Wired reports on what appears to be only the second confirmed case of physical damage to equipment from a cyberattack (the first being Stuxnet). A German steel mill’s control systems were attacked, resulting in “massive damage to the system.”
…the attackers gained access to the steel mill through the plant’s business network, then successively worked their way into production networks to access systems controlling plant equipment. The attackers infiltrated the corporate network using a spear-phishing attack—sending targeted email that appears to come from a trusted source in order to trick the recipient into opening a malicious attachment or visiting a malicious web site where malware is downloaded to their computer. Once the attackers got a foothold on one system, they were able to explore the company’s networks, eventually compromising a “multitude” of systems, including industrial components on the production network.
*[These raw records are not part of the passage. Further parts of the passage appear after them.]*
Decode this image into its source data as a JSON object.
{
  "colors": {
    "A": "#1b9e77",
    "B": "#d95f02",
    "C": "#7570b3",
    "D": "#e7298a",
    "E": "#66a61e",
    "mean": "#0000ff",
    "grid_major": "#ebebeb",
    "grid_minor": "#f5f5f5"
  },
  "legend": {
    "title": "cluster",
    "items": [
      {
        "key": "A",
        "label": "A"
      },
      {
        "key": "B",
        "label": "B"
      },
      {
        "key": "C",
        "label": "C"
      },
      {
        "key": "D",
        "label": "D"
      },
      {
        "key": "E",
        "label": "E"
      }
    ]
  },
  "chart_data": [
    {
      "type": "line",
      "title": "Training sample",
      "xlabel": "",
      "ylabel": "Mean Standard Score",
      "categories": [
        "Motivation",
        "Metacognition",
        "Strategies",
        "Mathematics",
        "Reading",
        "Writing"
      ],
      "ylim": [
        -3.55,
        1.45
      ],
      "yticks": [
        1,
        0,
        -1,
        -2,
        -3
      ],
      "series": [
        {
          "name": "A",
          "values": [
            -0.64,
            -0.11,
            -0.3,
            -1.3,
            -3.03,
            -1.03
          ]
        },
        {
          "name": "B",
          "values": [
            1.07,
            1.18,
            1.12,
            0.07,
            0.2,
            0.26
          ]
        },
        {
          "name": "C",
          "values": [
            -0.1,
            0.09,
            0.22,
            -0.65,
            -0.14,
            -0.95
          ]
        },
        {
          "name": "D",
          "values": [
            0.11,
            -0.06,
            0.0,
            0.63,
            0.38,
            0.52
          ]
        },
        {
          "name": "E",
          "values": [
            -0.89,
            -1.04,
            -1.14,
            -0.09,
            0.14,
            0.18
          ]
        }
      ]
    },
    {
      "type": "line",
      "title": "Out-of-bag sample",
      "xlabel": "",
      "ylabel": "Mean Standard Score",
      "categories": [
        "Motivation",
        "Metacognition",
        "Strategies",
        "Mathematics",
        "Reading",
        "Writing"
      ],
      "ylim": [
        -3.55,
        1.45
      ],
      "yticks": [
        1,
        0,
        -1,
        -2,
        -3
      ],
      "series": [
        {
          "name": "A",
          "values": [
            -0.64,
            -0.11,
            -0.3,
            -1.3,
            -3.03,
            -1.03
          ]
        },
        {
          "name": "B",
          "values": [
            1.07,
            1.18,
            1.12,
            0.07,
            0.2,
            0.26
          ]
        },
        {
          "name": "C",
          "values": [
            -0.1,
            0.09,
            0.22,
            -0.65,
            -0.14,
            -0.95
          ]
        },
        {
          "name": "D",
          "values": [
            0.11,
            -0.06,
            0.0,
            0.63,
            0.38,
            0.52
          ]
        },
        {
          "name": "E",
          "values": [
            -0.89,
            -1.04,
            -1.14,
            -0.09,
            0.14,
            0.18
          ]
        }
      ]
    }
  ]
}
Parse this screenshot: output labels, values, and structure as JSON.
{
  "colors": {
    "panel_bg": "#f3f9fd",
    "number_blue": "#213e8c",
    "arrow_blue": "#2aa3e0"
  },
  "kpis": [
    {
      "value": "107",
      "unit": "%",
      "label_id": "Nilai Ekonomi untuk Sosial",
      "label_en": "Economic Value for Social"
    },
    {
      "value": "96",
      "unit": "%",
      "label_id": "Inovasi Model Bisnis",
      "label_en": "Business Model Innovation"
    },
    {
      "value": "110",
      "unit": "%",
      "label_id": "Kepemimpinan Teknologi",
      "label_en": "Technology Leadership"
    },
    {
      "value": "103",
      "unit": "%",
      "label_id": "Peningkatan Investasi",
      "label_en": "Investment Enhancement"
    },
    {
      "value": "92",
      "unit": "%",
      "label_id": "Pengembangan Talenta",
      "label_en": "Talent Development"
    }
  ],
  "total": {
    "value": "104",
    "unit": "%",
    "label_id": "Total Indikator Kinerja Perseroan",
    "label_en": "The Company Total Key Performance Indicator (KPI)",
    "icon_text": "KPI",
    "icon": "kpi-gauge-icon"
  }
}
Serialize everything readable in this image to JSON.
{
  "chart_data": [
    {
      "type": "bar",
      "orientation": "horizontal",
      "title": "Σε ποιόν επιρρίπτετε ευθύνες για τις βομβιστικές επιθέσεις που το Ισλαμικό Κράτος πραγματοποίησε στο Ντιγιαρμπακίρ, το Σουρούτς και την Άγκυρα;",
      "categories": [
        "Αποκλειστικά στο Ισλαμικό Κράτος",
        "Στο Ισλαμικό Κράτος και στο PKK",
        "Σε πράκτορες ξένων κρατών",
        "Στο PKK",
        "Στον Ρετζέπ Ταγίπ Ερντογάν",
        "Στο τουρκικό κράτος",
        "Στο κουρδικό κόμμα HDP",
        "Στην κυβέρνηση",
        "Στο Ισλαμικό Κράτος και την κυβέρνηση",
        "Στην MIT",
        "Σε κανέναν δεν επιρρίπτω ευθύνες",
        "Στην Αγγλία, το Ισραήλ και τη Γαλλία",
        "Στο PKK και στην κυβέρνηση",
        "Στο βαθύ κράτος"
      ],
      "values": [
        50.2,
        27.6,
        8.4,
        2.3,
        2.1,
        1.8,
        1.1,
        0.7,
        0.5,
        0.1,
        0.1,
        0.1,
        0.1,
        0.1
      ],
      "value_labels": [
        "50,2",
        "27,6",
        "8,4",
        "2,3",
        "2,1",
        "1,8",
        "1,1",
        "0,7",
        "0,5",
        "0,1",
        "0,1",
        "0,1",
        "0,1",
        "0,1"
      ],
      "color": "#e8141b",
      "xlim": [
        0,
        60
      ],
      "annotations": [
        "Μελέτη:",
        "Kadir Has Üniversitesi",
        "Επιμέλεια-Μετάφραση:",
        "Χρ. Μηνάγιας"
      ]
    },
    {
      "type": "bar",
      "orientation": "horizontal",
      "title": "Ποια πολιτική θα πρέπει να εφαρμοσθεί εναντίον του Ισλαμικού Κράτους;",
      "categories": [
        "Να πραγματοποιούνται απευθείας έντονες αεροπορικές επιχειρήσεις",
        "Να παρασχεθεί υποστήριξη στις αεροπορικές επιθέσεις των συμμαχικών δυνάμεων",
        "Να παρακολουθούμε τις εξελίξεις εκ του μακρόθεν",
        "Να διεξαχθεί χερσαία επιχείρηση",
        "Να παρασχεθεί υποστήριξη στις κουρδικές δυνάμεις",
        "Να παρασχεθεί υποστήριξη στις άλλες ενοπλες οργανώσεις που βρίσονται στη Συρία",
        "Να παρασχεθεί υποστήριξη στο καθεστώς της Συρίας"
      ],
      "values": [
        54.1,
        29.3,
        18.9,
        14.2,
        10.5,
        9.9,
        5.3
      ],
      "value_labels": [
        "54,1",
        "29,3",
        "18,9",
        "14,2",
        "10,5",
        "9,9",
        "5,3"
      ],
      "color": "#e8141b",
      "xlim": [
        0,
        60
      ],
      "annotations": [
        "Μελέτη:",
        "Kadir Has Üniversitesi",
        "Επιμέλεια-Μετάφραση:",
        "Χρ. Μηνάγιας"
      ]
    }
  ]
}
“Failures accumulated in individual control components or entire systems,” the report notes. As a result, the plant was “unable to shut down a blast furnace in a regulated manner” which resulted in “massive damage to the system.”
According to the report, the attackers appeared to possess advanced knowledge of industrial control systems.
“The know-how of the attacker was very pronounced not only in conventional IT security but extended to detailed knowledge of applied industrial controls and production processes,” the report says.
It is not know if the damage was intended - it is possible that it was an unintended consequence of an attack on control systems.
The report also illustrates the need for strict separation between business and production networks to keep hackers from leaping from one network to another and remotely accessing critical systems over the internet. Although a network can only be considered truly air-gapped if it’s not connected to the internet and is not connected to other systems that are connected to the internet, many companies believe that a software firewall separating the business and production network is sufficient to stop hackers from making that leap. But experts warn that a software firewall can be misconfigured or contain security holes that allow hackers to break through or bypass them nonetheless. It’s not known how the German network was configured.